The next morning I walked up town to have coffee with the boys (my grandpa never came…couldn’t see “giving” 35 cents for coffee when you could boil it up at home for free) at the town hall. I’ve referenced this group of mostly older farmers before, and I had become a welcome yearly regular with these guys (many of whom I was related to in some way…you may start hearing the banjo music from Deliverance in your head). They reveled in my stories of rough-an-tumble “life in the hood” stories of LA, and they also enjoyed my animated recaps of my nightly gambling excursions into Fargo. Often times, if I’d hit it big, I take my 10 bucks and cover coffee for everyone at the table…I was a popular guy.
On this morning I was telling them about my previous night’s winnings and one of them asked me if I’d driven back in the storm. I told them yes, and almost as an afterthought, I mentioned that I’d seen crazy old Mrs. Erickson out walking at midnight again…directly through the cemetery on the west-end of town. Some of them laughed a bit nervously, and I continued to go on about how odd it was that she’d be out in weather like that. I noticed my uncle looking at me kind of strange…and he leaned over and asked me if I was sure that I saw her. I told him yes…it was her…I have no doubt. I asked what the big deal was…at which point he told me that she had passed away the previous winter.

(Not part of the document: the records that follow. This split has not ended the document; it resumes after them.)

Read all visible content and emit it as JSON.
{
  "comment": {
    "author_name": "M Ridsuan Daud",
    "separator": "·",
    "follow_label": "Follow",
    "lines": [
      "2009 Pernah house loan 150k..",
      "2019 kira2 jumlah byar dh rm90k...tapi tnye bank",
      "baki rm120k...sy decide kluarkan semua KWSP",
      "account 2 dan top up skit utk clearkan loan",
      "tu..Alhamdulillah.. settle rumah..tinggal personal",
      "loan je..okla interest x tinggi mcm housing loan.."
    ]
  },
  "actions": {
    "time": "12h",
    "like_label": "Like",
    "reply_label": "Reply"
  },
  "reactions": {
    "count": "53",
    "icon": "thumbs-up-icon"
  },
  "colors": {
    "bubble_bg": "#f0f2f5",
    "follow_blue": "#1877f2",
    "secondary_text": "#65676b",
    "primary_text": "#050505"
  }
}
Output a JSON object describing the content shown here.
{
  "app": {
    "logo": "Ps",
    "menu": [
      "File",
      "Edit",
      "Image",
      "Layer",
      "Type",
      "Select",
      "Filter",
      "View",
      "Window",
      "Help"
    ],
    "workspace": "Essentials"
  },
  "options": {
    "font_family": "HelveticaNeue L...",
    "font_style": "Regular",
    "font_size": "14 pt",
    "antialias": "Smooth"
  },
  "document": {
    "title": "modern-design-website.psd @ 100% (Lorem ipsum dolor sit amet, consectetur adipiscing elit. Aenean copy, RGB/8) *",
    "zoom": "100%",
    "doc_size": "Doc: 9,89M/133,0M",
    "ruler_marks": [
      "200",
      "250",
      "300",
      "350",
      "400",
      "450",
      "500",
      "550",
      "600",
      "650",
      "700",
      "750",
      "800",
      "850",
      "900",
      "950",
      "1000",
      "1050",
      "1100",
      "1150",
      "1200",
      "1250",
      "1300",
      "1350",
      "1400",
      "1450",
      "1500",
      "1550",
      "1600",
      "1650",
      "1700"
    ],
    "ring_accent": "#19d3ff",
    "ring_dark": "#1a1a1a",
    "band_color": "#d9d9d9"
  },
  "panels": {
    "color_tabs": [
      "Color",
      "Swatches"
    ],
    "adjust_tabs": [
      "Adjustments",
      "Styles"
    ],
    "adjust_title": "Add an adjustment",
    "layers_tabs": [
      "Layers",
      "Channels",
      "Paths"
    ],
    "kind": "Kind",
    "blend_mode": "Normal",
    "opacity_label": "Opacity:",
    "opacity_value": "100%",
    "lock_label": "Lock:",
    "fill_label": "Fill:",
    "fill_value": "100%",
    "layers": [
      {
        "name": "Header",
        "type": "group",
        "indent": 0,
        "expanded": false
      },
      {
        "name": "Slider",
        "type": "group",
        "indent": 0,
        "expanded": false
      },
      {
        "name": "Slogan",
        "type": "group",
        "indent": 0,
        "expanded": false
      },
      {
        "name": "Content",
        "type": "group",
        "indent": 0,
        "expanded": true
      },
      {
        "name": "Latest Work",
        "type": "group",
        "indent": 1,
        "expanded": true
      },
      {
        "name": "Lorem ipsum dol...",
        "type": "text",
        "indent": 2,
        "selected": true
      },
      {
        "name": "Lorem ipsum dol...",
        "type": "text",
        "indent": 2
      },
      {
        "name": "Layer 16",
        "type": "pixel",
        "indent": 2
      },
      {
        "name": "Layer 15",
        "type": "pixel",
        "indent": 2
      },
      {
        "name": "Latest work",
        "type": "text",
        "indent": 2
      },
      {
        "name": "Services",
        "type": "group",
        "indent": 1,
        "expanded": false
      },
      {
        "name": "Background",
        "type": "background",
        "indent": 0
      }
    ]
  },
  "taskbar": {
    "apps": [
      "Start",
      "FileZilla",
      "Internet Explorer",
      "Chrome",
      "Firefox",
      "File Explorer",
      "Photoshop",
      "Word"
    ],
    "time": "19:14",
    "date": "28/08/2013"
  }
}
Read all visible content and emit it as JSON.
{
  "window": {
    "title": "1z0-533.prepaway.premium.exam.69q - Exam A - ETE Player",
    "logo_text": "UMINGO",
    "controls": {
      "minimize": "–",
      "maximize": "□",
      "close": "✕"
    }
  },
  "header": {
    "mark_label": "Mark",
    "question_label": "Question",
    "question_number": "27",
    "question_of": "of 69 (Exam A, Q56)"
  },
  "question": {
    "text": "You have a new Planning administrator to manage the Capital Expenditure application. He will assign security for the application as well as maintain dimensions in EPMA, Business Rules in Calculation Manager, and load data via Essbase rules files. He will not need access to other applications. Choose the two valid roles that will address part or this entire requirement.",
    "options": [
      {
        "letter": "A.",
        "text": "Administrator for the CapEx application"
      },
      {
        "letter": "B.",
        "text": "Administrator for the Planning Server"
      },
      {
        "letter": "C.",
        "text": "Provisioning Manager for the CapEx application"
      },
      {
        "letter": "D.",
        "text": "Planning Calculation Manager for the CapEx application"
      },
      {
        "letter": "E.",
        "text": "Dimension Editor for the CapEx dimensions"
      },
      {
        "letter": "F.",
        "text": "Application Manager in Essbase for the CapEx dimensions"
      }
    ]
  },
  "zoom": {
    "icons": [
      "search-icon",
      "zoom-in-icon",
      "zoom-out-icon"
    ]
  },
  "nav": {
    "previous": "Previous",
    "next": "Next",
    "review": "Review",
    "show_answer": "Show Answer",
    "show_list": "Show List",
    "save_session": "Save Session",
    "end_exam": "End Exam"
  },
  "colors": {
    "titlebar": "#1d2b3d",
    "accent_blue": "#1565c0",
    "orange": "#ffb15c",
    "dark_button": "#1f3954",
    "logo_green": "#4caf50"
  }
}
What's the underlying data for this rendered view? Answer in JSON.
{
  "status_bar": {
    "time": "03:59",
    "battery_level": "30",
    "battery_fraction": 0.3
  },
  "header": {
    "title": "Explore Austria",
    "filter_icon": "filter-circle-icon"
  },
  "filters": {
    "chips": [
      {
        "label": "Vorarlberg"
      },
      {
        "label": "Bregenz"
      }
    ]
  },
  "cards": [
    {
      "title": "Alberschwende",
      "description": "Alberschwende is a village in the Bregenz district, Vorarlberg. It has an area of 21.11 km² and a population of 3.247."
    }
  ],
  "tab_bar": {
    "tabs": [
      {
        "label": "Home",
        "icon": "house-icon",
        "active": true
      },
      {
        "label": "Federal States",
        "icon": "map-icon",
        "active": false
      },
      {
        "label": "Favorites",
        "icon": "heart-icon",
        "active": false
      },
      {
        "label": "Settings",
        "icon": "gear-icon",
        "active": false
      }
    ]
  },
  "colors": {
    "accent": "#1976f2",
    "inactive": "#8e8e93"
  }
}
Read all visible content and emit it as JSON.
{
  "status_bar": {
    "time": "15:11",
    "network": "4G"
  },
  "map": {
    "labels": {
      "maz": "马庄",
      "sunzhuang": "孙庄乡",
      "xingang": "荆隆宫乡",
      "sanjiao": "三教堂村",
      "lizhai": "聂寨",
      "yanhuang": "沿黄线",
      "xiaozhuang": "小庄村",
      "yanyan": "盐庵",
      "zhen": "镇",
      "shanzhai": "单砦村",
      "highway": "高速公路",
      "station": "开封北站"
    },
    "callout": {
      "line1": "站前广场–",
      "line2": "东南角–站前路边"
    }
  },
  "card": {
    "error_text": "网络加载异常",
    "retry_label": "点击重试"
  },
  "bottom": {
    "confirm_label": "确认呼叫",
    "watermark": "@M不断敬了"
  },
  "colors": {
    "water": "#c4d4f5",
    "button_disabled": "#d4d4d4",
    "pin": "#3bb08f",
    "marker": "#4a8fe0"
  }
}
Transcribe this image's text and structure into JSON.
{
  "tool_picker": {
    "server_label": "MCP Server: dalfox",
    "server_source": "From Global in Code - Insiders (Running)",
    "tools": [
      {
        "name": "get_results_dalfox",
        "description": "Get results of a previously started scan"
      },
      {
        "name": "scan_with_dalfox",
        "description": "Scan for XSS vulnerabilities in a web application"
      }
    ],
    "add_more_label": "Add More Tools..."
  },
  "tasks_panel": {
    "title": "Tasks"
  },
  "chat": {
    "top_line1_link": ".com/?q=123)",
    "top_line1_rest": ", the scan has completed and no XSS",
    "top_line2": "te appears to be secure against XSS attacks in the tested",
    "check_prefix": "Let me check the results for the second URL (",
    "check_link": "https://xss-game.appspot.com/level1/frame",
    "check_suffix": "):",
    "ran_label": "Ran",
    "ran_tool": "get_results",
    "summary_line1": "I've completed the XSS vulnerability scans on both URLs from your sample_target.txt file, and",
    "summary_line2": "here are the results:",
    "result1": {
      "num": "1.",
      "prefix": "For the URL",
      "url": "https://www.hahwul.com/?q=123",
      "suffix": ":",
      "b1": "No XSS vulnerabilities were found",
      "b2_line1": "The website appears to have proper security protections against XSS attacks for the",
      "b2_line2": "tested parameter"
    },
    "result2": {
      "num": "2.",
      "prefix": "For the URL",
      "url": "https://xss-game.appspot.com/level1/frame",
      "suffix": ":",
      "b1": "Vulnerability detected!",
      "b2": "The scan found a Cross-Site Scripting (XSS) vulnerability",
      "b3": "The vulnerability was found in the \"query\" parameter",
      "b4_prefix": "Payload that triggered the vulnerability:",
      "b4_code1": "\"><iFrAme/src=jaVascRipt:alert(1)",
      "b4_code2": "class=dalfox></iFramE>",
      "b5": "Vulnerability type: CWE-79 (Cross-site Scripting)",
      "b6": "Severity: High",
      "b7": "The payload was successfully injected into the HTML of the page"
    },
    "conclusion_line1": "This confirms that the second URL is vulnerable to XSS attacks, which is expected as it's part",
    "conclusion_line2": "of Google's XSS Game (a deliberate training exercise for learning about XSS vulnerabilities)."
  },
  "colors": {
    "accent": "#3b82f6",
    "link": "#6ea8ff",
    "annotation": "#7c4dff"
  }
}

I know what you’re thinking…but it’s a true story…and the only I was drinking that night was diet Pepsi. It was her…but don’t ask…I don’t know either.
One of the trippy things about moving from Los Angeles to the east is the amount of fervor folks have here connected to Halloween. Sure, kids went trick-or-treating in the west, but there just wasn’t the fascination with the holiday that there is here. I’ve had some people here tell me it’s their favorite holiday…and it’s clear that folks really get into it. So…have a fabulous and festive holiday weekend. It’s going to feel like the season…so make it a good one and do something really ghoulish.